Just like any other investors, the Uber investors too can be at the losing end. The investment might sound more reasonable than it actually appears if we take into considerations these two options. Firstly, the Uber investors are going to make a purchase of the preferred stock rather than the common stock and this is one point which most of the private market valuation experts miss out. In a preferred stock purchase, the downside of the investor is usually limited.
As compared to the common investors, the preferred investors are higher in the capital structure so they are safe in case of liquidity as they will get all their money back. This appears to be one of the cases where the preferred investors also get a guaranteed return and they get their money back even if the company sells for a much lower valuation than the one at which they invested.

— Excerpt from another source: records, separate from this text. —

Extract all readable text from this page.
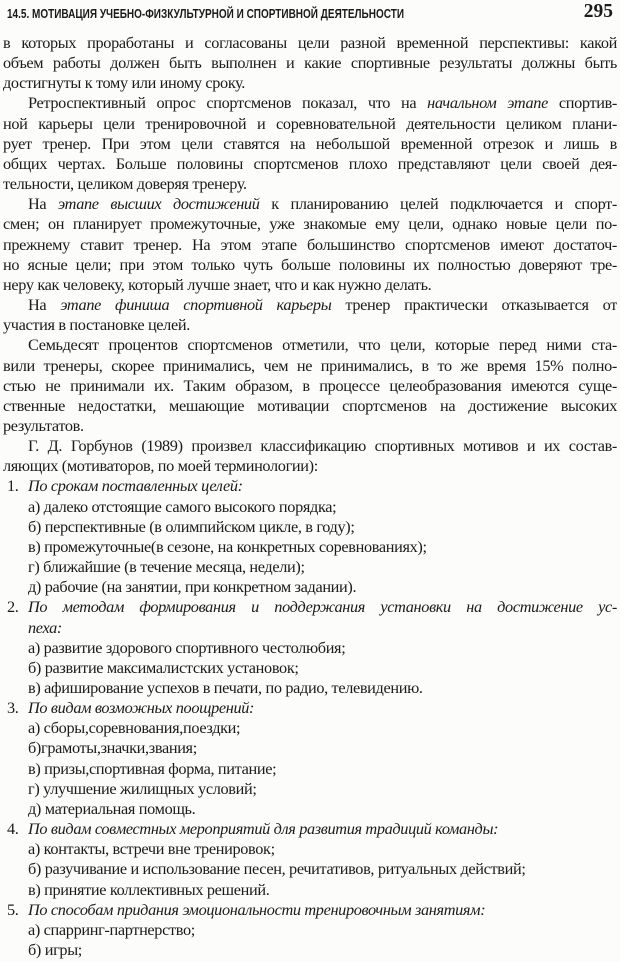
14.5. МОТИВАЦИЯ УЧЕБНО-ФИЗКУЛЬТУРНОЙ И СПОРТИВНОЙ ДЕЯТЕЛЬНОСТИ	295
в которых проработаны и согласованы цели разной временной перспективы: какой
объем работы должен быть выполнен и какие спортивные результаты должны быть
достигнуты к тому или иному сроку.
Ретроспективный опрос спортсменов показал, что на начальном этапе спортив-
ной карьеры цели тренировочной и соревновательной деятельности целиком плани-
рует тренер. При этом цели ставятся на небольшой временной отрезок и лишь в
общих чертах. Больше половины спортсменов плохо представляют цели своей дея-
тельности, целиком доверяя тренеру.
На этапе высших достижений к планированию целей подключается и спорт-
смен; он планирует промежуточные, уже знакомые ему цели, однако новые цели по-
прежнему ставит тренер. На этом этапе большинство спортсменов имеют достаточ-
но ясные цели; при этом только чуть больше половины их полностью доверяют тре-
неру как человеку, который лучше знает, что и как нужно делать.
На этапе финиша спортивной карьеры тренер практически отказывается от
участия в постановке целей.
Семьдесят процентов спортсменов отметили, что цели, которые перед ними ста-
вили тренеры, скорее принимались, чем не принимались, в то же время 15% полно-
стью не принимали их. Таким образом, в процессе целеобразования имеются суще-
ственные недостатки, мешающие мотивации спортсменов на достижение высоких
результатов.
Г. Д. Горбунов (1989) произвел классификацию спортивных мотивов и их состав-
ляющих (мотиваторов, по моей терминологии):
1. По срокам поставленных целей:
а) далеко отстоящие самого высокого порядка;
б) перспективные (в олимпийском цикле, в году);
в) промежуточные(в сезоне, на конкретных соревнованиях);
г) ближайшие (в течение месяца, недели);
д) рабочие (на занятии, при конкретном задании).
2. По методам формирования и поддержания установки на достижение ус-
пеха:
а) развитие здорового спортивного честолюбия;
б) развитие максималистских установок;
в) афиширование успехов в печати, по радио, телевидению.
3. По видам возможных поощрений:
а) сборы,соревнования,поездки;
б)грамоты,значки,звания;
в) призы,спортивная форма, питание;
г) улучшение жилищных условий;
д) материальная помощь.
4. По видам совместных мероприятий для развития традиций команды:
а) контакты, встречи вне тренировок;
б) разучивание и использование песен, речитативов, ритуальных действий;
в) принятие коллективных решений.
5. По способам придания эмоциональности тренировочным занятиям:
а) спарринг-партнерство;
б) игры;
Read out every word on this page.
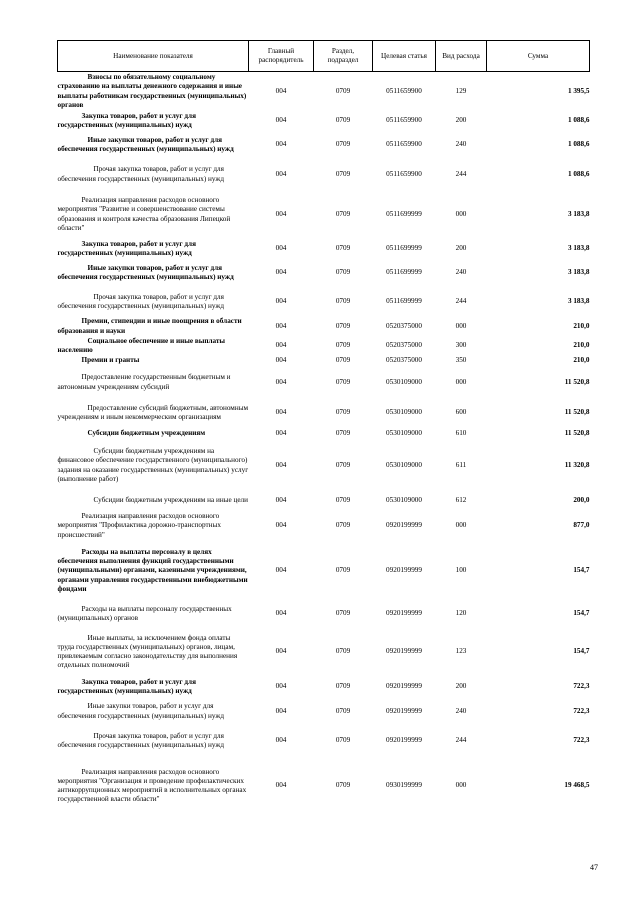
Наименование показателя	Главный распорядитель	Раздел, подраздел	Целевая статья	Вид расхода	Сумма

Взносы по обязательному социальному страхованию на выплаты денежного содержания и иные выплаты работникам государственных (муниципальных) органов	004	0709	0511659900	129	1 395,5

Закупка товаров, работ и услуг для государственных (муниципальных) нужд	004	0709	0511659900	200	1 088,6

Иные закупки товаров, работ и услуг для обеспечения государственных (муниципальных) нужд	004	0709	0511659900	240	1 088,6

Прочая закупка товаров, работ и услуг для обеспечения государственных (муниципальных) нужд	004	0709	0511659900	244	1 088,6

Реализация направления расходов основного мероприятия "Развитие и совершенствование системы образования и контроля качества образования Липецкой области"	004	0709	0511699999	000	3 183,8

Закупка товаров, работ и услуг для государственных (муниципальных) нужд	004	0709	0511699999	200	3 183,8

Иные закупки товаров, работ и услуг для обеспечения государственных (муниципальных) нужд	004	0709	0511699999	240	3 183,8

Прочая закупка товаров, работ и услуг для обеспечения государственных (муниципальных) нужд	004	0709	0511699999	244	3 183,8

Премии, стипендии и иные поощрения в области образования и науки	004	0709	0520375000	000	210,0

Социальное обеспечение и иные выплаты населению	004	0709	0520375000	300	210,0

Премии и гранты	004	0709	0520375000	350	210,0

Предоставление государственным бюджетным и автономным учреждениям субсидий	004	0709	0530109000	000	11 520,8

Предоставление субсидий бюджетным, автономным учреждениям и иным некоммерческим организациям	004	0709	0530109000	600	11 520,8

Субсидии бюджетным учреждениям	004	0709	0530109000	610	11 520,8

Субсидии бюджетным учреждениям на финансовое обеспечение государственного (муниципального) задания на оказание государственных (муниципальных) услуг (выполнение работ)	004	0709	0530109000	611	11 320,8

Субсидии бюджетным учреждениям на иные цели	004	0709	0530109000	612	200,0

Реализация направления расходов основного мероприятия "Профилактика дорожно-транспортных происшествий"	004	0709	0920199999	000	877,0

Расходы на выплаты персоналу в целях обеспечения выполнения функций государственными (муниципальными) органами, казенными учреждениями, органами управления государственными внебюджетными фондами	004	0709	0920199999	100	154,7

Расходы на выплаты персоналу государственных (муниципальных) органов	004	0709	0920199999	120	154,7

Иные выплаты, за исключением фонда оплаты труда государственных (муниципальных) органов, лицам, привлекаемым согласно законодательству для выполнения отдельных полномочий	004	0709	0920199999	123	154,7

Закупка товаров, работ и услуг для государственных (муниципальных) нужд	004	0709	0920199999	200	722,3

Иные закупки товаров, работ и услуг для обеспечения государственных (муниципальных) нужд	004	0709	0920199999	240	722,3

Прочая закупка товаров, работ и услуг для обеспечения государственных (муниципальных) нужд	004	0709	0920199999	244	722,3

Реализация направления расходов основного мероприятия "Организация и проведение профилактических антикоррупционных мероприятий в исполнительных органах государственной власти области"	004	0709	0930199999	000	19 468,5
47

The Uber investors are likely to lose money in the event that the company sells for a valuation of less than $1.2 billion which doesn’t seem likely as it is more than 90% below the $18.2 billion valuation of the deal. This can only happen in case something goes horribly wrong.
The second reason appears to be more important. The financial performance of the company quite easily justifies the $18.2 billion valuation of the previous round and of the current one. The shocker is yet to come as we have been hearing that Uber’s gross revenue is expected to hit a run rate of about $10 billion by the end of next year.
Only 20 percent of the gross revenue is taken by Uber and the rest is distributed to the drivers. This means that $10 billion of gross revenue would equate to $2 billion of net revenue. The growth rate of the company on the other hand is about 300% this year, and it is expected to be another 300% again next year. This again is a shocking escalation and there aren’t many companies who have been recorded to have reached such a growth rate.
And if Uber is on track for a run rate of $2 billion of net revenue by the end of next year, the $18 billion valuation from last summer would be about 10 times forward net revenue. 10 times revenue isn’t certainly a lower multiple but it doesn’t also constitute as a sky high one. This is particularly true for a company only has few costs other than software development, training, marketing, and lobbying. Uber hasn’t given us enough reason to think that it wouldn’t eventually have a profit margin of 20%, 30%, or even more. So for the investors, Uber seems like the perfectly stable company with that kind of a profit margin and growth rate.